What struck me right away about pitmaster Patrick Joubert at Jube’s Smokehouse, 1900 S. Edgewood Terrace, is how much respect he has for his fellow pitmasters.
“That Panther City BBQ — those boys are doing a good job over there,” he said last weekend.
“And Hurtado [in Arlington] — those folks are working hard over there,” he said. “We all pull together.”
Lately, some of the same craft barbecue folks have been praising Joubert, a pitmaster from a Louisiana family who opened Jube’s off Ramey Street in the Stop Six residential neighborhood.
Texas Monthly magazine’s “barbecue editor,” Daniel Vaughn, found his way to Jube’s and wrote about preacher-pitmaster Joubert and his smoked chicken stuffed with dirty rice (order a day in advance).
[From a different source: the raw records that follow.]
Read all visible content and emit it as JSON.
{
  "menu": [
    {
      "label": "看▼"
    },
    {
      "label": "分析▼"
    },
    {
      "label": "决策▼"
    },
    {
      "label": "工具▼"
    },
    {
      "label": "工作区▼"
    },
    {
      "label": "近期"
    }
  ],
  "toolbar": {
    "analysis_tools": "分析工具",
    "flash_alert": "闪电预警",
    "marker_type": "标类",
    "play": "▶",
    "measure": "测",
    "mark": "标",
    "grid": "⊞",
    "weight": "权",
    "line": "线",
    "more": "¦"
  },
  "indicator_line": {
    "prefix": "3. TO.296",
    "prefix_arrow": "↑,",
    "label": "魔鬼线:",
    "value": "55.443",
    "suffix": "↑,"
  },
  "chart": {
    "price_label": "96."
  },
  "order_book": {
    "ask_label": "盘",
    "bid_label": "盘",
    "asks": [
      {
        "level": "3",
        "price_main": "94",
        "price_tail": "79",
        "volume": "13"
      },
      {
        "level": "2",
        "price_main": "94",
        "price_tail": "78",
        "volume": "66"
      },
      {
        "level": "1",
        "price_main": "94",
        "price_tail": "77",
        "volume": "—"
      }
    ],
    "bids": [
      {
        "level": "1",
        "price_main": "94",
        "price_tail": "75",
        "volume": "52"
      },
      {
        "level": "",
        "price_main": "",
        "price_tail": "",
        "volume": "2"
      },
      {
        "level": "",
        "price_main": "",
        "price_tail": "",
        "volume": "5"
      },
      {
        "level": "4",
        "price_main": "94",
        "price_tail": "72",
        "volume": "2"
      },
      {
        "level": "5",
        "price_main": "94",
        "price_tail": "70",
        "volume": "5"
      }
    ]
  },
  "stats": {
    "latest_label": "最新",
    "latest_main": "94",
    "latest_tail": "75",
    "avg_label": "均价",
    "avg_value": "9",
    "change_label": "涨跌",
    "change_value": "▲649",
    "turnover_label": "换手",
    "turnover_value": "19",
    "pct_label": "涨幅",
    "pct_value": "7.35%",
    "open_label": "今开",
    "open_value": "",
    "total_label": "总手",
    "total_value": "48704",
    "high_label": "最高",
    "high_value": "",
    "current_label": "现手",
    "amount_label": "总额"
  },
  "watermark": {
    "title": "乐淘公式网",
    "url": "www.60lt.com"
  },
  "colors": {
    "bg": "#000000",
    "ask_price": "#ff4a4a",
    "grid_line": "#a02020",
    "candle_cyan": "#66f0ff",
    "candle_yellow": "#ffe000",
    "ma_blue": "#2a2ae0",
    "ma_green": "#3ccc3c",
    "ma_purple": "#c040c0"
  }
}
On Memorial Day, Joubert was open selling whole briskets and rib racks. A brisket plate was lean with an excellent smoke ring, not as fancy as at the new craft barbecue restaurants but a good value at $13.
Joubert’s social media posts are as much fun as his restaurant, promoting side dishes such as “distry doggone rice,” jambalaya, “po-tay-toe salad” and “set-mup” (7Up) cake.
The location was built in 1944 as a neighborhood grocery and operated in recent years mostly as Floyd’s BBQ. Jube’s took over a year ago.